Chemical fertilizers, metallurgy industry, electronics industry, chemical processes, glass-making industry, food industry, etc.

The annual global use of hydrogen is over -60 million tonnes, equivalent to 25% of methane production. Of this, 95% is used directly by the producer for its own production processes, and 5% is traded on the markets. Global annual production is growing by over 10% (Source AFHYPAC).


2. Transport

Hydrogen powered cars are electric cars equipped with an on-board fuel cell. Hydrogen is injected into the fuel cell and this reacts with the oxygen in the air to produce electricity. The car’s hydrogen ‘tank’ can be refilled in 3 minutes. This system can be used in cars, boats, buses, trains, etc.

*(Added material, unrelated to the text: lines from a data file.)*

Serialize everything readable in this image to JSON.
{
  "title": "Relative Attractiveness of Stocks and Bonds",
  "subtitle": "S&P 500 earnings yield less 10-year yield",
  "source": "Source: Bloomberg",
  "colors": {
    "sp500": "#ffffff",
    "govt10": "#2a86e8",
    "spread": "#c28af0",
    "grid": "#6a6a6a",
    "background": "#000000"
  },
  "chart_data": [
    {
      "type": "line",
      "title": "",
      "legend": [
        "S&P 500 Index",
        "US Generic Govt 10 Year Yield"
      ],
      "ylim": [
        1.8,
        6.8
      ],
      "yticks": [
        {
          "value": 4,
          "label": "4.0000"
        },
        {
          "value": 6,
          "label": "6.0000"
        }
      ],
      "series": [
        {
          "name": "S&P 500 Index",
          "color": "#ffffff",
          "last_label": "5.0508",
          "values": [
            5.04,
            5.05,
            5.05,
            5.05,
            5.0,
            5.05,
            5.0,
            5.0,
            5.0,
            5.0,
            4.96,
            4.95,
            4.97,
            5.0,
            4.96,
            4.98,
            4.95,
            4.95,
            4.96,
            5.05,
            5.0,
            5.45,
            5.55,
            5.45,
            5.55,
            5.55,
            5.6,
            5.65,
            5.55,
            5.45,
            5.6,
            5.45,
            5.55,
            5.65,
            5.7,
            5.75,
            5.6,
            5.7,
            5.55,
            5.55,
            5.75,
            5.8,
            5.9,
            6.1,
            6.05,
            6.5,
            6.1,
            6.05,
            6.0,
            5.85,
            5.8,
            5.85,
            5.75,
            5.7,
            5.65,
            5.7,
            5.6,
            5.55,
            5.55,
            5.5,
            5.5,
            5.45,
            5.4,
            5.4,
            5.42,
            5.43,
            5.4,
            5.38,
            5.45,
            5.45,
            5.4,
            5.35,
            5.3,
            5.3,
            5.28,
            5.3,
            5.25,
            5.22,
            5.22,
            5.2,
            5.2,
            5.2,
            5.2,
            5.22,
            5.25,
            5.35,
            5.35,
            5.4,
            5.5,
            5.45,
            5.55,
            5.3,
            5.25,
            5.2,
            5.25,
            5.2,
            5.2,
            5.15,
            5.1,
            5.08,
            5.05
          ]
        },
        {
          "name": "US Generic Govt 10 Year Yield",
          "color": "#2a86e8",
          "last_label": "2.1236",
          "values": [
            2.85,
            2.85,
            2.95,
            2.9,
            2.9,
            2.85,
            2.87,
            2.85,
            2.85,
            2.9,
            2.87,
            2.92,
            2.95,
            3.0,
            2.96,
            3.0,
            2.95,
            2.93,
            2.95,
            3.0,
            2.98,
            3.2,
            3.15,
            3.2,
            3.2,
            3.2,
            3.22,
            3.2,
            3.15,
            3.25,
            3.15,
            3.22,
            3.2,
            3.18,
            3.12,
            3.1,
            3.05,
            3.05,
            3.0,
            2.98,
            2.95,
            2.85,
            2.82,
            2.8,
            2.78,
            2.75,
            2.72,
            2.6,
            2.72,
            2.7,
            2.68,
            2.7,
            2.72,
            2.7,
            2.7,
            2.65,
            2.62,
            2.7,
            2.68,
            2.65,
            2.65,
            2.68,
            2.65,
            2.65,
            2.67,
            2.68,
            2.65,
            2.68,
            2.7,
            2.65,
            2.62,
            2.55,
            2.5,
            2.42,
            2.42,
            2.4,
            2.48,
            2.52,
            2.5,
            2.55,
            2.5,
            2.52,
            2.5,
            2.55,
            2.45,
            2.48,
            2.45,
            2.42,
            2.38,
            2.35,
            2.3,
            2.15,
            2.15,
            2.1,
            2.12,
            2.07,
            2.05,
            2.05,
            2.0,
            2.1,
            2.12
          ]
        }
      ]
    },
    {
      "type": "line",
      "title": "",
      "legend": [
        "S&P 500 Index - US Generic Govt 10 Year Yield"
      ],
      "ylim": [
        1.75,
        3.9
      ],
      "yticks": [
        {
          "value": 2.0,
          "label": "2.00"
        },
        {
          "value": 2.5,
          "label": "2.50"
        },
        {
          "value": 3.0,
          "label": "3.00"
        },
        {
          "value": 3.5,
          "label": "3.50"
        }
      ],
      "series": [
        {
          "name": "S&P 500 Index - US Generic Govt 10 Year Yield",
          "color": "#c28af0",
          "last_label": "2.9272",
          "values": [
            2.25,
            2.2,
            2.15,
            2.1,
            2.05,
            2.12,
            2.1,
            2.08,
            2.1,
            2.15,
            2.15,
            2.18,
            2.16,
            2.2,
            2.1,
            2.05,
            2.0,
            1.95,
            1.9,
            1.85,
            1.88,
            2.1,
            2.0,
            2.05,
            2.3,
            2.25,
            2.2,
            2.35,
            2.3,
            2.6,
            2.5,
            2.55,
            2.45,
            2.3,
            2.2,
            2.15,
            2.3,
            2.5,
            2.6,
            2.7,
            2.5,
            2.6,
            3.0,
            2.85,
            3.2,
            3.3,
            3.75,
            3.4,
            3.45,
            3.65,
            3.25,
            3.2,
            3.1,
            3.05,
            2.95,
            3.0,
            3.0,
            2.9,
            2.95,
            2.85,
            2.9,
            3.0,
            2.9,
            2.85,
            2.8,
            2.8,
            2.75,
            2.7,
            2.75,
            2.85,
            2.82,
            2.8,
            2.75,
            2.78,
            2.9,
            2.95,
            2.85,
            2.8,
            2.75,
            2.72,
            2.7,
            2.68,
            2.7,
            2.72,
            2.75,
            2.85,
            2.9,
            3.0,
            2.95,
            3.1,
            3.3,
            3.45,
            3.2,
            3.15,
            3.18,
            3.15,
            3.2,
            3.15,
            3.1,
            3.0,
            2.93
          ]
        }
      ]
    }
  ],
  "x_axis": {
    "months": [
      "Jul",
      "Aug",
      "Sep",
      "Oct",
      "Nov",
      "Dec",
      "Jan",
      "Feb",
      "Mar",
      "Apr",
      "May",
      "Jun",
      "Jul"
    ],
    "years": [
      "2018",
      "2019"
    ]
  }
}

3. Storing electrical energy

Our planet’s sustainable future depends on the regular, widespread use of renewable energies such as wind and solar. Unfortunately, wind and solar power plants produce electricity when the weather permits and not necessarily when the electricity is needed. Hence, in order for wind and solar to meet electricity demand, it is necessary to be able to store energy and produce the electricity when it is needed. As electricity can’t be stored, this energy is wasted.

Instead of saturating the grid, the surplus of electrical energy can be used to produce hydrogen – a clean, efficient, convenient way to store energy and power Fuel Cell Electric Vehicles (FCEV) or to heat buildings. In the future, when technology is less expensive, the hydrogen stored will be used also to release electricity in the grid, with the help of fuel cells, in the moments of high energy demand, acting as a moderator.

4. Heating

With current technology, an oil-fired boilers using 2 litres per hour produces 5kg of CO2, as well as other pollutants such as NOX, benzopyrenes and fine particulate matter. The equivalent hydrogen-powered heating system, as available on the market, produces no pollution at use. However, under current market conditions, hydrogen powered heating costs approximately twice as much oil powered heating.